Yüce dağları saran, tipi kadar sert.
Çam ormanlarını yakan ateşin,
Yakıcılığı kadar, yakıcı.
Yıkılmış, bir barajın saldığı sular kadar boğucu.
Yalnız kalmak kadar, korkutucu. Düğün kadar,
neşeli, davul zurna kadar, coşkulu. Sevgiliye
sarılmak gibi, mutlu edici. Kötü söz gibi, kırıcı.
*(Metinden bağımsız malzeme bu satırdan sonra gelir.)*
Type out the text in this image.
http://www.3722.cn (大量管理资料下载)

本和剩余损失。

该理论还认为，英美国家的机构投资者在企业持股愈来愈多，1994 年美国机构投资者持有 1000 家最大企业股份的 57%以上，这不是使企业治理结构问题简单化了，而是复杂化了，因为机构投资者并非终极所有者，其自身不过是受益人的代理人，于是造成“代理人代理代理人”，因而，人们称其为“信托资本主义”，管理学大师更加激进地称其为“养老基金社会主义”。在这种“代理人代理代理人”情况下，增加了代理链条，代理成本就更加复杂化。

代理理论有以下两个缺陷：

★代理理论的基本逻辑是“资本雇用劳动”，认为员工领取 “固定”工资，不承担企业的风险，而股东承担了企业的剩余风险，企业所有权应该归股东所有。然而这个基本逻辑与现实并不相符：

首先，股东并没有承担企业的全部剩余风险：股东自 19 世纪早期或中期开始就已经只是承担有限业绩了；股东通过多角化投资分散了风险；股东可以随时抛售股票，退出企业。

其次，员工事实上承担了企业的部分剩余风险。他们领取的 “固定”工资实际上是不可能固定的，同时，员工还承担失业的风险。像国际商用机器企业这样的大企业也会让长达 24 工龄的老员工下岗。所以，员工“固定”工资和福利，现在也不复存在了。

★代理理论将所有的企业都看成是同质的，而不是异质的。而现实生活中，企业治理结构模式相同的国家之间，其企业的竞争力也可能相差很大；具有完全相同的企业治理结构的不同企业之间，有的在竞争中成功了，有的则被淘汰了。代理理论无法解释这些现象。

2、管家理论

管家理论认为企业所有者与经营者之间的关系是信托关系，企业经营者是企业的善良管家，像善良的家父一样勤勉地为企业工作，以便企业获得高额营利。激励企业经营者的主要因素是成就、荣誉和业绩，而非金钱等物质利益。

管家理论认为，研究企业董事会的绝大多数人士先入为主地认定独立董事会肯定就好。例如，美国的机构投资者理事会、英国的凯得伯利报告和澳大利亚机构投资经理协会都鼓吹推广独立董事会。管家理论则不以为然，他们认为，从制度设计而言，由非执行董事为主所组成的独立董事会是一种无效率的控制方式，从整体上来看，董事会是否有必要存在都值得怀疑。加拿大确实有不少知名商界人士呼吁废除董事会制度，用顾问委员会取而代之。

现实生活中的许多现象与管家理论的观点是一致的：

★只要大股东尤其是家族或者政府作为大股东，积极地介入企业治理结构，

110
Ölüm gibi, yok edici olabiliyor. Sen hangisini
yaşadın, ey can.
Mutlu oldun mu?
Şu üç günlük dünyada? Üzüldün mü?
Karalar bağladın mı? Yıkıldın mı?
Ummadığın şeyler mi, geldi başına?
Sevdin mi? Sevildin mi? Mutlu oldun mu?
Mutlu , doymuş, doya doya yaşamış olarak mı,
düşüyorsun kara toprağa? Söyle ey can.
İnsan olarak geldiğin dünyadan,
İnsan olarak mı ayrılıyorsun?
Dönüşmedin bir caniye , değil mi?
Kıyımlar yapmadın, değil mi?
Yetim hakkı yemedin, değil mi?
Her şeyin, ananın ak sütü gibi helâl mıydı?
Yoksa sana bırakılan emanetleri, zimmetine mi geçirdin?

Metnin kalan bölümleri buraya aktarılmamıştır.